Pharmaceutical Sciences - Posters E
Janka Czigleczki1, Pedro Tulio de Resende Lara2, Balint Dudas1,3,4, Hyunbum Jang5, David Perahia4, Ruth Nussinov5,6 and Erika Balog1
1Department of Biophysics and Radiation Biology, Semmelweis University, Budapest, Hungary
2Department of Medical Genetics and Genomic Medicine, School of Medical Sciences, University of Campinas—UNICAMP, Campinas, Brazil
3Inserm U1268 MCTR, CiTCoM UMR 8038 CNRS—Université Paris Cité, Paris, France
4Laboratoire et Biologie et Pharmacologie Appliquée, Ecole Normale Supérieure Paris-Saclay, Gif-sur-Yvette, France
5Computational Structural Biology Section, Frederick National Laboratory for Cancer Research in the Cancer Innovation Laboratory, National Cancer Institute, Frederick, MD, United States
6Department of Human Molecular Genetics and Biochemistry, Sackler School of Medicine, Tel Aviv University, Tel Aviv, Israel
As a member of the Ras superfamily of small GTPases, Ran (Ras-related Nuclear protein) is the main regulator of the nucleo-cytoplasmic transport through the nuclear core complex. It functions as a molecular switch cycling between the GDP-bound inactive or “off” and GTP-bound active or “on” state. Since deregulation of Ran is linked to numerous cancers from the stage of cancer initiation to metastasis, understanding the complexity of its interaction, especially the regulatory mechanism, is critical for drug discovery. Ran consists of a globular (G) or GTP binding domain (residue 1–172) and a C-terminal region (residue 173–216) which terminates in a unique acidic tail (DEDDDL), which is bound to the G-domain in the inactive, GDP-bound states. The standalone full-length Ran-GTP structure has not
been determined but it has been crystalized in complex forms. The crystal structures of the GTP-bound active form complexed with Ran binding proteins (RanBP) show that the C-terminus undergoes a large conformational change, embracing Ran binding domains (RanBD), whereas in the crystal structures of macromolecular complexes not containing RanBDs the structure of the C-terminal segment remains unresolved, indicating its large conformational flexibility. This movement could not have been followed either by experimental or simulation methods. Using simulations, our goal is to study potential conformational structures of the GTP-bound active forms and compare them to the inactive form.

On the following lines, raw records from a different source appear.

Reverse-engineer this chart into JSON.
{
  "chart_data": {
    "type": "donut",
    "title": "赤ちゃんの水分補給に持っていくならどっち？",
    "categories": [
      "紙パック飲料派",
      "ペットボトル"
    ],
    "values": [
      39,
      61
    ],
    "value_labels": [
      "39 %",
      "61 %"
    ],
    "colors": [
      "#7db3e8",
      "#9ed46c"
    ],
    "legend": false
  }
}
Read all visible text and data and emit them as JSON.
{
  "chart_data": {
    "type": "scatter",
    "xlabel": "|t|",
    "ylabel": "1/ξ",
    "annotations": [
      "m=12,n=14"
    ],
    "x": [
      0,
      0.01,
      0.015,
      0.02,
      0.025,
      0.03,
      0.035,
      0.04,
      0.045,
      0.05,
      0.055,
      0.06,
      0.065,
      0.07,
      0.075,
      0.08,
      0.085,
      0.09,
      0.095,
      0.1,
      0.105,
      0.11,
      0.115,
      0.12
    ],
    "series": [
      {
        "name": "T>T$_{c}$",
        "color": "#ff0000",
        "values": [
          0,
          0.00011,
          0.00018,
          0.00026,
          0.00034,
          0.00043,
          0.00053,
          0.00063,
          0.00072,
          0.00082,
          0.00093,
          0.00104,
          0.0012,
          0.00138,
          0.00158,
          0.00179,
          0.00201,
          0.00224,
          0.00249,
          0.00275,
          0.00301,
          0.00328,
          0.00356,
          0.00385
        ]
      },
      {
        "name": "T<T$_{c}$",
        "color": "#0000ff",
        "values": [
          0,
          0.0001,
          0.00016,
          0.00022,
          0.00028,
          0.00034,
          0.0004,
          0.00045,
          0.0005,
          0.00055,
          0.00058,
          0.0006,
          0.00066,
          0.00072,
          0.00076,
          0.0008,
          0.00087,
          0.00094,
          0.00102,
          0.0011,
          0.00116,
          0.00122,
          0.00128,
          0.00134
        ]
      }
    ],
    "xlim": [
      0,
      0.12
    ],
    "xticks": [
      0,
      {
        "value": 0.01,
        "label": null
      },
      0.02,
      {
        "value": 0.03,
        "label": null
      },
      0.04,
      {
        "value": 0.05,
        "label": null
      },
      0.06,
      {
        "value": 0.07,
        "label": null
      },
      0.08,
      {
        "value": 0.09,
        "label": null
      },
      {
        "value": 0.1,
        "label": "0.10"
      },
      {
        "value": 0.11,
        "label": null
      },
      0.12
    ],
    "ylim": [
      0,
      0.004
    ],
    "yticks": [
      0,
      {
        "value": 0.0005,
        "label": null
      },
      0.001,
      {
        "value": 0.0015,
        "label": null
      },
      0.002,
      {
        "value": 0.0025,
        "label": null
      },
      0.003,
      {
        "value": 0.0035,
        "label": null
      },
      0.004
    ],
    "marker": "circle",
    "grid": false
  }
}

Based on the results of molecular dynamics (MD) and MDeNM (Molecular Dynamics with excited Normal Modes), we present how rigid the C-terminal region is in the inactive RanGDP form and for the first time in the literature, we were able to follow its conformational flexibility in the GTP-bound form. This conformational mapping allows us to envisage how the C-terminus can embrace RanBDs during the function of Ran.
This project was partially funded by the TKP2021-EGA-23 provided by the Ministry of Innovation and Technology of Hungary; by federal funds from the National Cancer Institute, National Institutes of Health, under contract HHSN261201500003I and by the Intramural Research Program of the NIH, National Cancer Institute, Center for Cancer Research.
The simulations were carried out by JC, and were analyzed and interpreted by JC, PR, BD, HJ, RN, DP, and EB.